Il fit signe à Vasseur de venir bien doucement le rejoindre, et quand il l'eut tout proche, il lui souffla:
—À n'en pas douter, c'est là que se trouve la porte par laquelle notre
Suzanne nous a brûlé la politesse.
—Alors cette porte ouvre sur une cachette sans issue, puisque la fausse comtesse s'y est endormie, avança le lieutenant.
—Oh! fit le policier en souriant, en ce cas, elle aurait de rudes poumons, la gaillarde… Non, c'est un homme et là est le point mystérieux de la chose.
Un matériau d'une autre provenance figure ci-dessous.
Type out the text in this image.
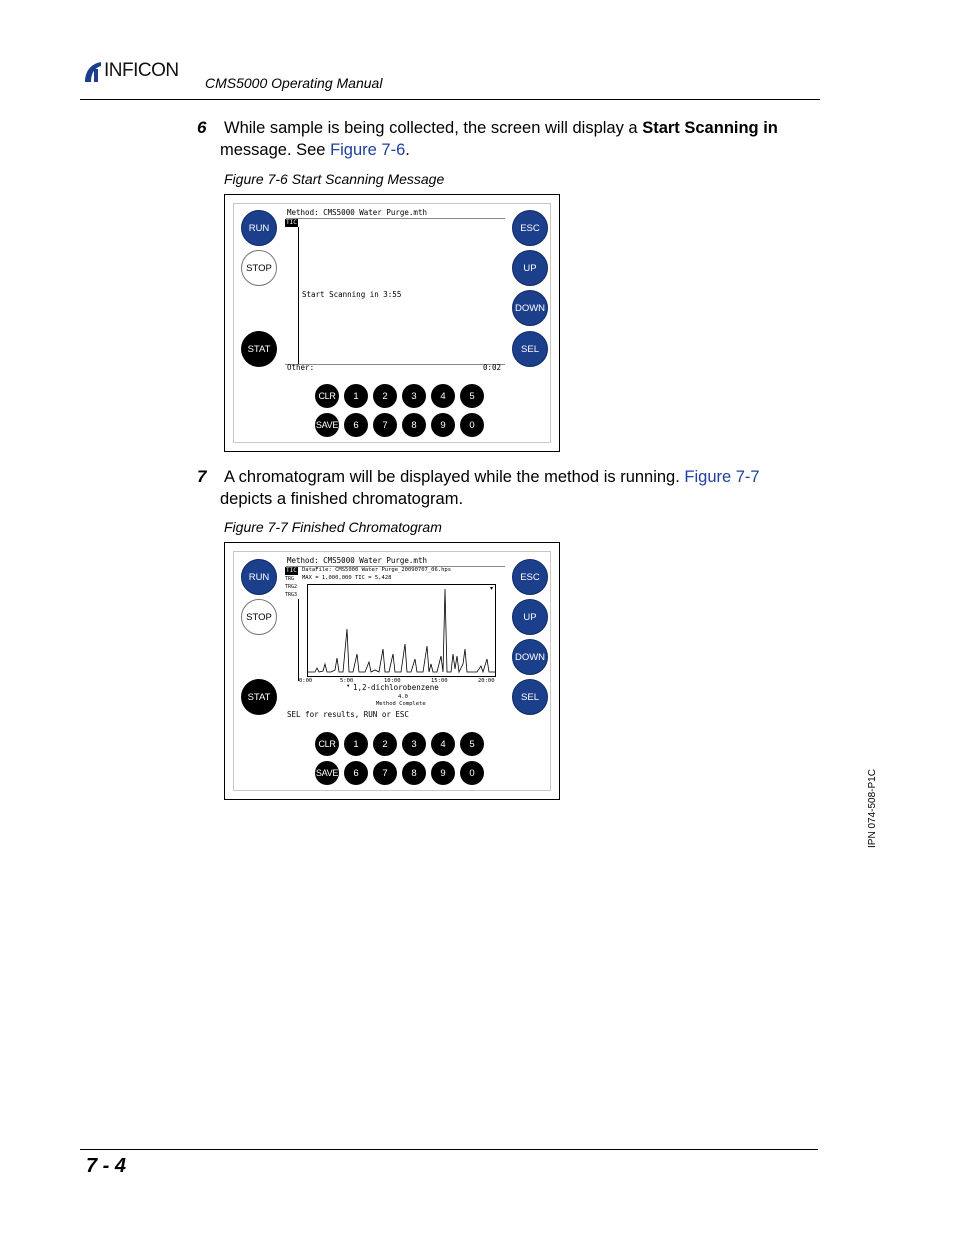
INFICON
CMS5000 Operating Manual
6 While sample is being collected, the screen will display a Start Scanning in
message. See Figure 7-6.
Figure 7-6 Start Scanning Message
RUN
STOP
STAT
ESC
UP
DOWN
SEL
Method: CMS5000 Water Purge.mth
TIC
Start Scanning in 3:55
Other:	0:02
CLR	1	2	3	4	5
SAVE	6	7	8	9	0
7 A chromatogram will be displayed while the method is running. Figure 7-7
depicts a finished chromatogram.
Figure 7-7 Finished Chromatogram
RUN
STOP
STAT
ESC
UP
DOWN
SEL
Method: CMS5000 Water Purge.mth
TIC DataFile: CMS5000 Water Purge_20090707_06.hps
MAX = 1,000,000 TIC = 5,428
TRG
TRG2
TRG3
0:00	5:00	10:00	15:00	20:00
▼ 1,2-dichlorobenzene
4.0
Method Complete
SEL for results, RUN or ESC
CLR	1	2	3	4	5
SAVE	6	7	8	9	0	IPN 074-508-P1C
7 - 4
Comment se fait-il qu'au lieu d'une femme, ce soit un homme qui se trouve, à cette heure, de l'autre côté de la porte?
Sans doute Meuzelin pensait-il que le meilleur moyen d'avoir la solution de ce problème était de s'adresser au ronfleur lui-même, car il souffla au lieutenant:
—Allez-donc appeler Fichet et Lambert pendant que je vais chercher le secret qui ouvre cette porte.
Quand Vasseur pénétra dans le vestibule où se tenaient ses soldats, Fichet, mécontent de cette longue veillée, exprimait nettement à Lambert sa façon de penser sur les nuits blanches.
—Qu'une nuit sans sommeil, quand on n'a pas la compagnie du sexe enchanteur, elle peut se comparutionner avec un mât de cocagne quant à sa longueur.
Sur un geste de Vasseur qui leur recommandait le silence, les deux soldats suivirent leur chef.